The Mets did an excellent job of portraying themselves as the cocky upstarts, and the Braves played their role as the seasoned professionals. New York as Tanner Boyle, telling Atlanta where they could stick all their division trophies.

The Braves seemed less concerned by the Mets (at least outwardly) and more concerned with the label of Team of the Decade. Or rather, the question of whether or not they deserved such a label. They’d won the division title and gone to the league championship series every year since 1991. Despite all that success, they’d won only one World Series, causing some to consider them really, good and not great. “It’s easy to win when you’re not supposed to,” said John Smoltz in response (it is?). “It’s harder to keep doing it. Nobody can take anything away from us…Who cares if we’re the team of the decade or not? They’re going to forget these 10 years some day. All we care about is that we’ve got a chance to win again.”

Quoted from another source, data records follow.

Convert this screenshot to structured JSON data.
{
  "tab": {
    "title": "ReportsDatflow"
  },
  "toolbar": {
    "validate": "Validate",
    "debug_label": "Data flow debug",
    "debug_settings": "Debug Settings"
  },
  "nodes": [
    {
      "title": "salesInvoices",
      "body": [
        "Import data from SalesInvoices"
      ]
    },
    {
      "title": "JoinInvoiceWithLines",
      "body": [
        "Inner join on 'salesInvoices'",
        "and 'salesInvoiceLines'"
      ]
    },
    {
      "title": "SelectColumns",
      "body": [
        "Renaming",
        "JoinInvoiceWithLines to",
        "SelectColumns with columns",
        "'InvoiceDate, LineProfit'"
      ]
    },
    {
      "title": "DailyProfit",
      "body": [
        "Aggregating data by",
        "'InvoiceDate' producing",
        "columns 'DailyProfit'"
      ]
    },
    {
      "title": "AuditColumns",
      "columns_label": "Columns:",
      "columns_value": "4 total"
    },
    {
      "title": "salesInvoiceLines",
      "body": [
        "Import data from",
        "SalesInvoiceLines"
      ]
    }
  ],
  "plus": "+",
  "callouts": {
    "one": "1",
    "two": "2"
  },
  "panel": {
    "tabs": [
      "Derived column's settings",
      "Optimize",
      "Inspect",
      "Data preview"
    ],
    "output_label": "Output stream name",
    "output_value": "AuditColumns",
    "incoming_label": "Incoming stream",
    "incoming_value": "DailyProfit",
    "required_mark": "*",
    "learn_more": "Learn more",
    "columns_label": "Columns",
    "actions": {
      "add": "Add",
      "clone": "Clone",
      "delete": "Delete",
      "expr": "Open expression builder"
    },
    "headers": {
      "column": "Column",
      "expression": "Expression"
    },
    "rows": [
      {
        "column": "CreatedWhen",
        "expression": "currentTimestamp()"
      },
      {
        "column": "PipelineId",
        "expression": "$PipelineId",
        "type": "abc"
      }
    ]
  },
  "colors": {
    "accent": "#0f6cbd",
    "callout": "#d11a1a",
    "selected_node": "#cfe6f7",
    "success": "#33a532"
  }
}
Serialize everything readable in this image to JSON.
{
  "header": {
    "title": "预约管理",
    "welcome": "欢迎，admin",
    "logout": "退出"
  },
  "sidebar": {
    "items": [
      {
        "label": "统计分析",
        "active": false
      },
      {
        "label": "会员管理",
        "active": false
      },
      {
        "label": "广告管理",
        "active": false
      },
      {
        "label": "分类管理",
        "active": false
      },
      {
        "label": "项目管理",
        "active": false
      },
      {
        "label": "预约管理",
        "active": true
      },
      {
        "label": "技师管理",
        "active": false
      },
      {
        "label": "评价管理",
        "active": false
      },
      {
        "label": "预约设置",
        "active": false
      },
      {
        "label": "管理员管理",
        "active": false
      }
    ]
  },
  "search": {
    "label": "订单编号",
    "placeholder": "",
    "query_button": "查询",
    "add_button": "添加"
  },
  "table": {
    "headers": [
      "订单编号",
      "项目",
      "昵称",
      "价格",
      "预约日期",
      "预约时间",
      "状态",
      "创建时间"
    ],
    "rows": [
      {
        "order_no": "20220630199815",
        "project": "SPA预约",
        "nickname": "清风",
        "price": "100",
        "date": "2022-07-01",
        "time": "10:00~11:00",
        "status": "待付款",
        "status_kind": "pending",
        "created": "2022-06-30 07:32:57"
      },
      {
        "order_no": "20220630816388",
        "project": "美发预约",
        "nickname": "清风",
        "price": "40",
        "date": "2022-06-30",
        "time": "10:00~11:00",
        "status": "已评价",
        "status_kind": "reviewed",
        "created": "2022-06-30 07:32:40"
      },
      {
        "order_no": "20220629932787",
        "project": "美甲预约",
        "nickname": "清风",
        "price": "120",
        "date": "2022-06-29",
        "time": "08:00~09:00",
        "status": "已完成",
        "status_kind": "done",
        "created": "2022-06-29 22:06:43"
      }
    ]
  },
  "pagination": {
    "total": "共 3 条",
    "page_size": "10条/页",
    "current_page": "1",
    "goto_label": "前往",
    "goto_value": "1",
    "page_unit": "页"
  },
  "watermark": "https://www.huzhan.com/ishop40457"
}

In his pregame remarks on NBC, Joe Morgan surmised the Mets’ thoughts thusly: “I think the Mets know they have a good enough ball club to beat the Braves. They just have to play good fundamental baseball and not make mistakes.” He also said it was “important for the Mets to go after Chipper Jones right away”.

I present such obvious statements because, on paper, the former was much more doable than the latter. Chipper hit .400 against the Mets in 1999, with 7 home runs and 16 RBIs, so going after him was easier said than done. Mistakes should have been simple to avoid for a team with an historically low rate of committing errors.

But the opposite would turn out to be true. For the most part, Mets pitchers would limit Chippers’ ability to do damage throughout the series. It was errors, miscues, and all manner of mistakes that would undo them, particularly in the first three games.